Please explore Apache Airflow limitations to finalize design for R3
There have been a few concerns raised by Airflow as a generic DAG/orchestration solution for data flow in OSDU. It would be good to capture these issues here and to respond back with observations/solutions so the decision decision can be properly captured.
- Airflow is cloud-native only in GCP, which can make it cumbersome to host in other CSPs where the management of the infrastructure becomes a platform/operator responsibility unlike PaaS solutions.
- With Airflow, it will be quite hard to isolate workflows as the workflows are within the same execution environment. As OSDU approaches "OSDU SaaS" and OSDU for smaller operators where it may be hosted by a SI or CSP, this can make it challenging for multi-tenant deployments.

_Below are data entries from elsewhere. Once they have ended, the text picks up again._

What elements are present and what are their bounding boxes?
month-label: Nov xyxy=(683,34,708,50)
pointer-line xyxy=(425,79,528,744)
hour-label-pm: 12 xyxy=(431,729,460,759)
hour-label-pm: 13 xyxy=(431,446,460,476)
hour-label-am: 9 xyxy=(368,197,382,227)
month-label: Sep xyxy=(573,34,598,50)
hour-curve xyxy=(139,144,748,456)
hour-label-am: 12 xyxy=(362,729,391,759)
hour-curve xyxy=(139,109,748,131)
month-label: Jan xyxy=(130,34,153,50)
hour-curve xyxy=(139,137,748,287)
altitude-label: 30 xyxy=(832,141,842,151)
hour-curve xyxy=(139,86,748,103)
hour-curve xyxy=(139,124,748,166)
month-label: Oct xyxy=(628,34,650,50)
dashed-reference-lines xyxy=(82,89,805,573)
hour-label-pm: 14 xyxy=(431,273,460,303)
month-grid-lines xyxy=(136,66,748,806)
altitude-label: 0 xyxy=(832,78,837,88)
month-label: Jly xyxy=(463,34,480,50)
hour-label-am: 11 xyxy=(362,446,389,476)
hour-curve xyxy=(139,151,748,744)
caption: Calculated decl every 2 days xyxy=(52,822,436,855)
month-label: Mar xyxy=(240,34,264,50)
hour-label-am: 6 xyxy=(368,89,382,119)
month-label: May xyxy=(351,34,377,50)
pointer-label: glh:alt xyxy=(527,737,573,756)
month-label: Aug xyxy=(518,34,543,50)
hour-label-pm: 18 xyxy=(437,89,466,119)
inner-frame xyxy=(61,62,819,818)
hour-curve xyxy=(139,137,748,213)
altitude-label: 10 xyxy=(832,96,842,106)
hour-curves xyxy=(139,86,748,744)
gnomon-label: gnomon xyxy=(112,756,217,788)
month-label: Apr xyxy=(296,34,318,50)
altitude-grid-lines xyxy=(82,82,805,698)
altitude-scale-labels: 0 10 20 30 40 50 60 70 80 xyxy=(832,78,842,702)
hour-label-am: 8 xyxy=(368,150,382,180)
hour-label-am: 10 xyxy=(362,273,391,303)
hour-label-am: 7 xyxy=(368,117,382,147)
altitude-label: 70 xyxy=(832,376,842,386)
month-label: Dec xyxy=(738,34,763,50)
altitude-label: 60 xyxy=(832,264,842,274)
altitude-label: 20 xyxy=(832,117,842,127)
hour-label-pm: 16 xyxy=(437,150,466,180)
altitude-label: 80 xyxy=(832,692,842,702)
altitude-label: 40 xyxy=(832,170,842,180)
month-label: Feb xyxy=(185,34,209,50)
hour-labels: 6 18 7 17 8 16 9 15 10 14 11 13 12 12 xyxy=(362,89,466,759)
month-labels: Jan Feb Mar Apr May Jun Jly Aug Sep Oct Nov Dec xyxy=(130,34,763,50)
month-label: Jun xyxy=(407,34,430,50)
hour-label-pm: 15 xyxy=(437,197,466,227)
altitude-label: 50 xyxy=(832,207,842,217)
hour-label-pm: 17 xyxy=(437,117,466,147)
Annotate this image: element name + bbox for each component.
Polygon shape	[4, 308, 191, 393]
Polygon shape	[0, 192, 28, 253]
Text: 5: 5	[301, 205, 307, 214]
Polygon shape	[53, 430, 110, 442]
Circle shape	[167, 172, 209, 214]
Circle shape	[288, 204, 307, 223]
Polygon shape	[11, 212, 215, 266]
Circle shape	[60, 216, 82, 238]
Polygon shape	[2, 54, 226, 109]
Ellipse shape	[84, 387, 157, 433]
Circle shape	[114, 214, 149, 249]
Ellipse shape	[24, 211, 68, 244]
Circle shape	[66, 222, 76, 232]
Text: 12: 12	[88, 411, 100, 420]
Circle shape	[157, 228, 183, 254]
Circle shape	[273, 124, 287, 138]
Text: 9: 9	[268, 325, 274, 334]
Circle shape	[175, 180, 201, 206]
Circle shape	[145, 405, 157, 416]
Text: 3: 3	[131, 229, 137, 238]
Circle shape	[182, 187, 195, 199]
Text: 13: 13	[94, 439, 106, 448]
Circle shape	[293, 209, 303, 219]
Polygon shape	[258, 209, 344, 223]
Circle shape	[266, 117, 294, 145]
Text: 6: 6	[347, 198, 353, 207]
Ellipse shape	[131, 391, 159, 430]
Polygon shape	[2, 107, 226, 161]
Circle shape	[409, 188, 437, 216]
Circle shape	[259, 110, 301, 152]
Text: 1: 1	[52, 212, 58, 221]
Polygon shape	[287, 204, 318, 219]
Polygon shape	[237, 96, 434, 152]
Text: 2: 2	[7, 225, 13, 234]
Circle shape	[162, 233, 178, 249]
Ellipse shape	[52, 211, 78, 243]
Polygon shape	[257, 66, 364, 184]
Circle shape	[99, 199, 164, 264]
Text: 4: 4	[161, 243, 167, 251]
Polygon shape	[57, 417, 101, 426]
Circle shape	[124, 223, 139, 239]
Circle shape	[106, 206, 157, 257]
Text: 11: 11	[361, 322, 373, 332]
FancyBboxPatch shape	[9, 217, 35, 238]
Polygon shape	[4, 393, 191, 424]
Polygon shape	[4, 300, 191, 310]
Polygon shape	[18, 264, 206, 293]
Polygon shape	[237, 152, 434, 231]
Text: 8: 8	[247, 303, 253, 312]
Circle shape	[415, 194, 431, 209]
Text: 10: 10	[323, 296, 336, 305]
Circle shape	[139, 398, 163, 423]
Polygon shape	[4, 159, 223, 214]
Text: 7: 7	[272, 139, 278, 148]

- Airflow DAGs are python only and some parsers and libraries can be Java or C++. Just as a comparison something like Argo which is kubernetes based could help have worksteps in different language/environments as each becomes a separate container instance rather than a python script.
- Airflow apparently has an execution delay between tasks - it is unclear if this is a framework limitation or specific experience of a setup, but perhaps worth capturing to analyze.
- Similarly there are concerns about temporary state/data and an intermediary persistence to hold across DAG worksteps. Beyond what can be held in memory, does Airflow provide a persistable temporary cache for such state?
- Is the Airflow DSL cumbersome to author for ingestion/enrichment workflow providers (ISVs, SIs, operators). In comparison to YAML or other alternatives is this a good choice.
Once the elaboration work is complete, kindly capture this as a LADR for the Data flow project. Thanks for the advice on these issues.